While body size is susceptible to genetic stress in our population, inbreeding had no direct effect on sperm competitive performance. Single generations of full-sib mating often reduce sperm competitive success (e.g., Simmons 2011), which is sometimes attributed to the relative complexity of spermatogenesis. Inbreeding depression in sperm competition traits has been found in other populations of C. maculatus, although these studies did not directly test offensive performance (Bilde et al. 2009; Fox et al. 2012). Fox et al. (2012) found that inbred males' ejaculates were similarly sized, but contain 17–33% fewer sperm. Given the relatively limited effects of severe sperm depletion on last-male sperm precedence (Eady 1995), any inbreeding depression in sperm numbers appears to have had no detectable effect on offensive sperm competitive success in our population.

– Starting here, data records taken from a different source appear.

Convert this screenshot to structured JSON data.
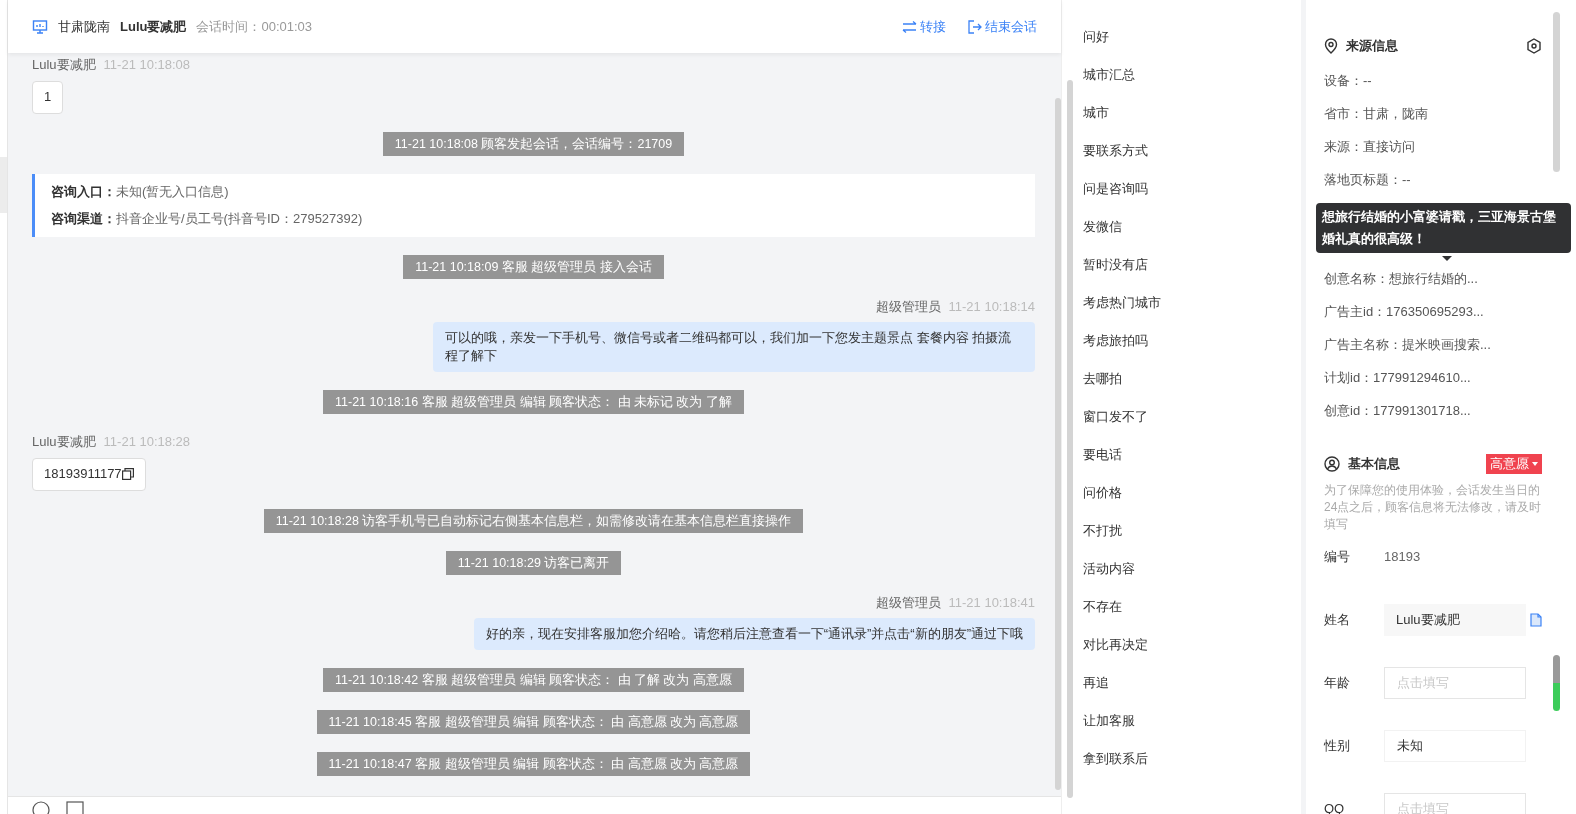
{
  "header": {
    "location": "甘肃陇南",
    "customer": "Lulu要减肥",
    "duration_label": "会话时间：",
    "duration": "00:01:03",
    "actions": [
      {
        "label": "转接",
        "kind": "transfer"
      },
      {
        "label": "结束会话",
        "kind": "end"
      }
    ]
  },
  "messages": [
    {
      "kind": "customer",
      "name": "Lulu要减肥",
      "time": "11-21 10:18:08",
      "text": "1",
      "copyable": false
    },
    {
      "kind": "system",
      "text": "11-21 10:18:08 顾客发起会话，会话编号：21709"
    },
    {
      "kind": "entry",
      "lines": [
        {
          "label": "咨询入口：",
          "value": "未知(暂无入口信息)"
        },
        {
          "label": "咨询渠道：",
          "value": "抖音企业号/员工号(抖音号ID：279527392)"
        }
      ]
    },
    {
      "kind": "system",
      "text": "11-21 10:18:09 客服 超级管理员 接入会话"
    },
    {
      "kind": "agent",
      "name": "超级管理员",
      "time": "11-21 10:18:14",
      "text": "可以的哦，亲发一下手机号、微信号或者二维码都可以，我们加一下您发主题景点 套餐内容 拍摄流程了解下"
    },
    {
      "kind": "system",
      "text": "11-21 10:18:16 客服 超级管理员 编辑 顾客状态： 由 未标记 改为 了解"
    },
    {
      "kind": "customer",
      "name": "Lulu要减肥",
      "time": "11-21 10:18:28",
      "text": "18193911177",
      "copyable": true
    },
    {
      "kind": "system",
      "text": "11-21 10:18:28 访客手机号已自动标记右侧基本信息栏，如需修改请在基本信息栏直接操作"
    },
    {
      "kind": "system",
      "text": "11-21 10:18:29 访客已离开"
    },
    {
      "kind": "agent",
      "name": "超级管理员",
      "time": "11-21 10:18:41",
      "text": "好的亲，现在安排客服加您介绍哈。请您稍后注意查看一下“通讯录”并点击“新的朋友”通过下哦"
    },
    {
      "kind": "system",
      "text": "11-21 10:18:42 客服 超级管理员 编辑 顾客状态： 由 了解 改为 高意愿"
    },
    {
      "kind": "system",
      "text": "11-21 10:18:45 客服 超级管理员 编辑 顾客状态： 由 高意愿 改为 高意愿"
    },
    {
      "kind": "system",
      "text": "11-21 10:18:47 客服 超级管理员 编辑 顾客状态： 由 高意愿 改为 高意愿"
    }
  ],
  "quick_replies": [
    "问好",
    "城市汇总",
    "城市",
    "要联系方式",
    "问是咨询吗",
    "发微信",
    "暂时没有店",
    "考虑热门城市",
    "考虑旅拍吗",
    "去哪拍",
    "窗口发不了",
    "要电话",
    "问价格",
    "不打扰",
    "活动内容",
    "不存在",
    "对比再决定",
    "再追",
    "让加客服",
    "拿到联系后"
  ],
  "source_info": {
    "title": "来源信息",
    "rows_before": [
      "设备：--",
      "省市：甘肃，陇南",
      "来源：直接访问",
      "落地页标题：--"
    ],
    "tooltip": "想旅行结婚的小富婆请戳，三亚海景古堡婚礼真的很高级！",
    "rows_after": [
      "创意名称：想旅行结婚的...",
      "广告主id：176350695293...",
      "广告主名称：提米映画搜索...",
      "计划id：177991294610...",
      "创意id：177991301718..."
    ]
  },
  "basic_info": {
    "title": "基本信息",
    "status": "高意愿",
    "notice": "为了保障您的使用体验，会话发生当日的24点之后，顾客信息将无法修改，请及时填写",
    "fields": [
      {
        "kind": "text",
        "label": "编号",
        "value": "18193"
      },
      {
        "kind": "readonly",
        "label": "姓名",
        "value": "Lulu要减肥"
      },
      {
        "kind": "input",
        "label": "年龄",
        "placeholder": "点击填写"
      },
      {
        "kind": "select",
        "label": "性别",
        "value": "未知"
      },
      {
        "kind": "input",
        "label": "QQ",
        "placeholder": "点击填写"
      }
    ]
  }
}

Despite the absence of inbreeding depression in sperm competitive success, the effects of environmental stress on competitiveness could still depend on inbreeding status. First, Hsp genes, and the genes involved in their expression, may themselves be subject to inbreeding. Homozygosity at Hsp loci has been linked to reduced sperm numbers (Huang et al. 2002). Furthermore, synergistic effects of stressors are thought to result from competition between different sources of damaged proteins over Hsps (Rutherford 2003). Inbreeding chronically raises Hsp expression (Kristensen et al. 2002). We hence expected the genome-wide stress of inbreeding to interact with the effects of heat shock, but found no such interactions. This result cannot be due to an overall lack of genetic variation in our population, because it exhibits inbreeding depression in other traits (this study; Tomkins et al. 2010). However, previous contradictory findings within populations of C. maculatus show that the effects of environmental stress on inbreeding depression in life-history traits strongly depend on the exact environmental conditions (Fox and Reed 2011; Fox et al. 2011). Despite the generality of the cellular heat shock response, different environmental stressors may exhibit varying interactions with genetic stress. Dahlgaard and Hoffmann (2000) found that inbreeding in D. melanogaster reduced resistance to several stressors, but not to heat knockdown. There are also indications that constitutively raised levels of Hsp due to inbreeding can reduce the costs of environmental stress (Dahlgaard and Loeschcke 1997), potentially masking the effects of other stressors such as heat shock.

In conclusion, we offer, to our knowledge, the first report of viability benefits concomitant with reductions in offensive sperm competitive performance induced by heat stress. This result appears consistent only with developmental up-regulation of Hsps. In C. maculatus, a key invertebrate model system for sexual selection and conflict, ejaculate components have important consequences for female fecundity, longevity, and remating propensity (Edvardsson 2007), highlighting the importance of environmental effects on variance in male postcopulatory success.